China has some of the most polluted cities in the world and many of its rivers and lakes are full of toxic poisons after decades of breakneck economic growth.

The stunning economic growth means it accounted for 58 percent of carbon emissions worldwide in 2000-06, the International Energy Agency said in a report last week.

The environmental concerns extend to next summer's Beijing Olympics, with the International Olympic Committee and others voicing concern about the city's notoriously bad air pollution.

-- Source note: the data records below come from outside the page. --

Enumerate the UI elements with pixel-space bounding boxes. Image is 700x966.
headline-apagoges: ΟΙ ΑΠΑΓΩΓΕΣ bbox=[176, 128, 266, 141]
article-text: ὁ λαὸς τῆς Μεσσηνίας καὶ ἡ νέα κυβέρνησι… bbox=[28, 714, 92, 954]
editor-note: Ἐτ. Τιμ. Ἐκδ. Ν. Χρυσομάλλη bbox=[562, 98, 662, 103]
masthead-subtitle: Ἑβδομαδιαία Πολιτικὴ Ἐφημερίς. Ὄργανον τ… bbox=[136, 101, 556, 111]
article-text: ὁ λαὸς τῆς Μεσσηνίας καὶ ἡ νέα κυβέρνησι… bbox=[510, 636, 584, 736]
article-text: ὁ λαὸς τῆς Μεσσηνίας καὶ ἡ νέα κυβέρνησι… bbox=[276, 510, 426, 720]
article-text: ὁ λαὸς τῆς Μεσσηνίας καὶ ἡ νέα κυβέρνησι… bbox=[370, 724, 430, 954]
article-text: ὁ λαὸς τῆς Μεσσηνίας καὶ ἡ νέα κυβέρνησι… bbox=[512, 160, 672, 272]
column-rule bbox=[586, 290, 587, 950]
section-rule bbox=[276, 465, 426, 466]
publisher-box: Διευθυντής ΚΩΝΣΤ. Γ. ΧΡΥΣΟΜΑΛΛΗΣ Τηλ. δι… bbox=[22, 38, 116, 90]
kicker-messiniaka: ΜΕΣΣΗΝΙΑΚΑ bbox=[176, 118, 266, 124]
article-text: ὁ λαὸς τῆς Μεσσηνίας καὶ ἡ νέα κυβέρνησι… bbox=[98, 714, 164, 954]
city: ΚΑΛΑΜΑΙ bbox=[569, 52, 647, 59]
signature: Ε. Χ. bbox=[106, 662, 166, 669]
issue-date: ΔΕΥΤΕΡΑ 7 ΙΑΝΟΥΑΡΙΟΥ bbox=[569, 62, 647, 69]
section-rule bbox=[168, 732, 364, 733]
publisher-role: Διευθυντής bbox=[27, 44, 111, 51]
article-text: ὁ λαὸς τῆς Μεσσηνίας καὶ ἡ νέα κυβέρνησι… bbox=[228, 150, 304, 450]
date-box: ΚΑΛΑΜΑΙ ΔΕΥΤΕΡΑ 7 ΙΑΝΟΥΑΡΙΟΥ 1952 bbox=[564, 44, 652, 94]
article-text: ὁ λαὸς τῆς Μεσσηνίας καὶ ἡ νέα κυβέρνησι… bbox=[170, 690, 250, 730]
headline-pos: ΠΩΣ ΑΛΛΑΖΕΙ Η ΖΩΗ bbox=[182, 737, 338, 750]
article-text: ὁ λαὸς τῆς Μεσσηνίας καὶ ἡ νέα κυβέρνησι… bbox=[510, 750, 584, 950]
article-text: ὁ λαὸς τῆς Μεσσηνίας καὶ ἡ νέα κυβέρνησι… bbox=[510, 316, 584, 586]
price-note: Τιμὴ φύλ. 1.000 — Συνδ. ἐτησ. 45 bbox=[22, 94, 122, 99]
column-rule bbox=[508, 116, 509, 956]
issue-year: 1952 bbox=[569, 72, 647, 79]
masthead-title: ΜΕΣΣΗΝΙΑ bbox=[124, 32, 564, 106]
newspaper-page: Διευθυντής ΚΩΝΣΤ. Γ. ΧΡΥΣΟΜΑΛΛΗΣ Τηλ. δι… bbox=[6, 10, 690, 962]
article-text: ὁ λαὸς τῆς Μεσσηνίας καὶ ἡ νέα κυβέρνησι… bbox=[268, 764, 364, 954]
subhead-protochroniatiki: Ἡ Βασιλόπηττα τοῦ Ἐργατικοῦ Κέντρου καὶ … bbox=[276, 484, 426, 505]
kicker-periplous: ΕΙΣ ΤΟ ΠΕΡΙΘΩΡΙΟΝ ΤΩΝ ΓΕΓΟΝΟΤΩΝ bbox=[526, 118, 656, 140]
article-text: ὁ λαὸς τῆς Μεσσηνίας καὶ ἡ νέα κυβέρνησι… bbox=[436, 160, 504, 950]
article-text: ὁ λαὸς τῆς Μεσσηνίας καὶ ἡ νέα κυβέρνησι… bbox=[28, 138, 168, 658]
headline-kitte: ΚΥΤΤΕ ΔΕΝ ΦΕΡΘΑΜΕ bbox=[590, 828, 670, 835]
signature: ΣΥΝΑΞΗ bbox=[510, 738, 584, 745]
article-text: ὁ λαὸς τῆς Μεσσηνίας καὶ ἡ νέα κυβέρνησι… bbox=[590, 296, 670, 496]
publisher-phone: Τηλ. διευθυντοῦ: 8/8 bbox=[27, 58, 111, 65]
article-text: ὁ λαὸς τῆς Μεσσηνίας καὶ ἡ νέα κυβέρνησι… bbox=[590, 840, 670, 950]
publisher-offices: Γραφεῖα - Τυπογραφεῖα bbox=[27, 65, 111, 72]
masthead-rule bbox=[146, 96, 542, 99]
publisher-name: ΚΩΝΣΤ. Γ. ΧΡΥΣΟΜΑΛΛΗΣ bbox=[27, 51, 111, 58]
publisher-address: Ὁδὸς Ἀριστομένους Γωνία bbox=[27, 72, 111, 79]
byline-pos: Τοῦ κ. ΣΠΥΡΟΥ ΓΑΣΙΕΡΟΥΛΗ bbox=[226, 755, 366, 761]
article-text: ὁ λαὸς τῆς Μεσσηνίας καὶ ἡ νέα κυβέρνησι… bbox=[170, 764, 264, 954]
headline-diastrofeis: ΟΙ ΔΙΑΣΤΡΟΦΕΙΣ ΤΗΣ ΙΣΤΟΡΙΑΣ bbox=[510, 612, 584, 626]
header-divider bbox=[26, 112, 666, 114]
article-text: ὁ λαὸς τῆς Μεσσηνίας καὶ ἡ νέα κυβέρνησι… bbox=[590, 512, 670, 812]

China aims to cut major pollutants by 10 percent between 2006 and 2010, but missed its target last year.

While China is against binding emissions caps, fearing they could harm economic growth, it is looking to technology — such as installations on power plants — to help cut emissions.

Zho said that a measure of water pollution, called chemical oxygen demand, or COD, also fell fractionally.

His report came a day after a commission on China's Yangtze River said the amount of sewage dumped into that waterway rose last year to a record 30.5 billion tons, according to the official Xinhua News Agency.

That was an increase of 3.1 percent, or 900 million tons, from the year before, according to Hu Jiajun, a spokesman for the Yangtze River Water Resources Commission, Xinhua said.